Today it turned out to be an interesting one. I found myself somewhere to live.
A new place I can call home I hope. We both went to have a look and turned up a little early to have a gander at the surroundings. Courtyards were clean and tidy, everything about the immediate area of the flats was good. The lady from the estate agent turned up running a little behind but at least we had been phoned in advance and told.

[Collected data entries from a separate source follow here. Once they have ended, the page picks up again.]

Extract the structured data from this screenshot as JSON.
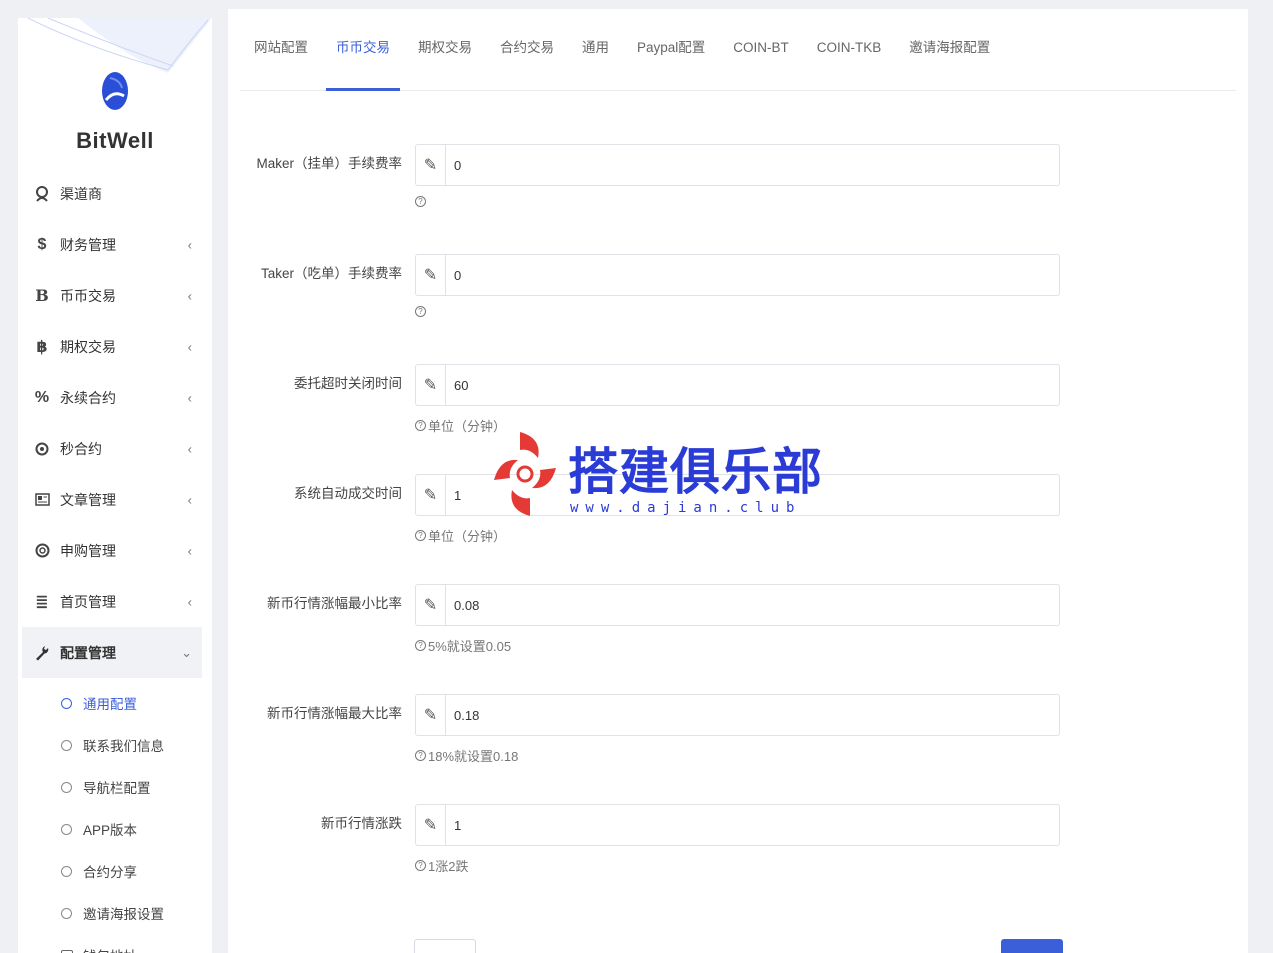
{
  "brand": {
    "name": "BitWell"
  },
  "sidebar": {
    "items": [
      {
        "label": "渠道商",
        "icon": "user-icon",
        "has_children": false
      },
      {
        "label": "财务管理",
        "icon": "dollar-icon",
        "has_children": true
      },
      {
        "label": "币币交易",
        "icon": "bitcoin-b-icon",
        "has_children": true
      },
      {
        "label": "期权交易",
        "icon": "bitcoin-icon",
        "has_children": true
      },
      {
        "label": "永续合约",
        "icon": "percent-icon",
        "has_children": true
      },
      {
        "label": "秒合约",
        "icon": "dot-circle-icon",
        "has_children": true
      },
      {
        "label": "文章管理",
        "icon": "newspaper-icon",
        "has_children": true
      },
      {
        "label": "申购管理",
        "icon": "lifebuoy-icon",
        "has_children": true
      },
      {
        "label": "首页管理",
        "icon": "list-icon",
        "has_children": true
      },
      {
        "label": "配置管理",
        "icon": "wrench-icon",
        "has_children": true,
        "expanded": true
      }
    ],
    "submenu": [
      {
        "label": "通用配置",
        "active": true
      },
      {
        "label": "联系我们信息"
      },
      {
        "label": "导航栏配置"
      },
      {
        "label": "APP版本"
      },
      {
        "label": "合约分享"
      },
      {
        "label": "邀请海报设置"
      },
      {
        "label": "钱包地址"
      }
    ]
  },
  "tabs": [
    {
      "label": "网站配置"
    },
    {
      "label": "币币交易",
      "active": true
    },
    {
      "label": "期权交易"
    },
    {
      "label": "合约交易"
    },
    {
      "label": "通用"
    },
    {
      "label": "Paypal配置"
    },
    {
      "label": "COIN-BT"
    },
    {
      "label": "COIN-TKB"
    },
    {
      "label": "邀请海报配置"
    }
  ],
  "form": [
    {
      "label": "Maker（挂单）手续费率",
      "value": "0",
      "help": ""
    },
    {
      "label": "Taker（吃单）手续费率",
      "value": "0",
      "help": ""
    },
    {
      "label": "委托超时关闭时间",
      "value": "60",
      "help": "单位（分钟）"
    },
    {
      "label": "系统自动成交时间",
      "value": "1",
      "help": "单位（分钟）"
    },
    {
      "label": "新币行情涨幅最小比率",
      "value": "0.08",
      "help": "5%就设置0.05"
    },
    {
      "label": "新币行情涨幅最大比率",
      "value": "0.18",
      "help": "18%就设置0.18"
    },
    {
      "label": "新币行情涨跌",
      "value": "1",
      "help": "1涨2跌"
    }
  ],
  "watermark": {
    "title": "搭建俱乐部",
    "url": "www.dajian.club"
  },
  "colors": {
    "accent": "#3b5fd9",
    "watermark": "#2a3bd6",
    "watermark_logo": "#e53935"
  }
}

We went in and up the one flight of stairs to the front door. It was opened and we all walked in. Now in comparison to the other places I had seen this was a palace. Its not that big, but its not small either. Laminate flooring throughout, nice kitchen, bedroom and bathroom too. I was thinking that I should take the opportunity while its still there. The only thing on my mind was that its further from work, in fact about twice as far as it is at the moment. Having had a good look around I decided that the other properties that are nearer might not have been so good but at least they would be more convenient for work etc. So we left and walked back in the rain, my mind whirring the same thought over and over again. If I wait a day will I lose this well advertised place to somebody else? Well while walking back I suggested we take a look at one of the places I was supposed to have been viewing tomorrow. It was a purpose built 2 bedroomed flat just around the corner from where I am living at the moment. We got there and looked about the outside of the buildings. First off the flat being on the ground floor was to the side of a pizza shop which is open into the early hours and they do deliveries too. That means that doors from the delivery drivers cars would be slam slam slam all night long. There was a considerate amount of grafitti around too. Air conditioning units to the shops... more noise. What finally finished this for me was the polite/police notice in the entrance doorway explaining how anti-social behaviour was not tolerated in the vicinity of the flats.
It was dawning on me that I wasn't going to get anywhere as good as the place I had just seen. It might be further out than I was hoping for but it was the better of the options. I called and told the Letting Agents that I would take this place on.
I think I can be happy there but I dont think it will be plain sailing. My mental state of mind still is nowhere near 100% and I will have my down days.
But then I shall have one less person to worry about in my life. The one cut I have to make amongst the thousands she hit me with almost two weeks ago.
My mind still drifts to those events. I feel ill when I think about it. I will still miss her when I have gone. I miss her now, her warmth next to me, her kisses, her cuddles, her holding hands with me. I miss all that. But that was not obviously enough for her and meant very little to her. I was making her dinner tonight when she said, 'I'm going upstairs to make a phone call.' Yes another call to another male. From what she told me it was a different one so I guess that what she went to the internet cafe for yesterday, to gather her emails and messages. All this plays with my mind, and its not fair. Not fair that I should have to live with any of this or ever have had to. But life isnt always fair as they say. Time to move on and thats hopefully whats going to happen when I am settled into my new home. Im already worrying, money worries mainly.
Can I afford this and that. Lots of 'what if's' are bouncing around in my head too. I feel almost swamped by it all.
Tomorrow a few calls to cancel the viewings I no longer require. Also an engineer supposedly calling to replace the internals of my pc. That I will have to wait and see about. The only other things is the obvious one... start packing. Two weeks is not far off at all.
Well this post turned out somewhat short and sweet. Mainly because I am tired. Im still not sleeping too well and Im already worrying about returing to work on Friday. I have a checkup with the doctor before that mainly for the AD's I am on but I will discuss that with him while I am there.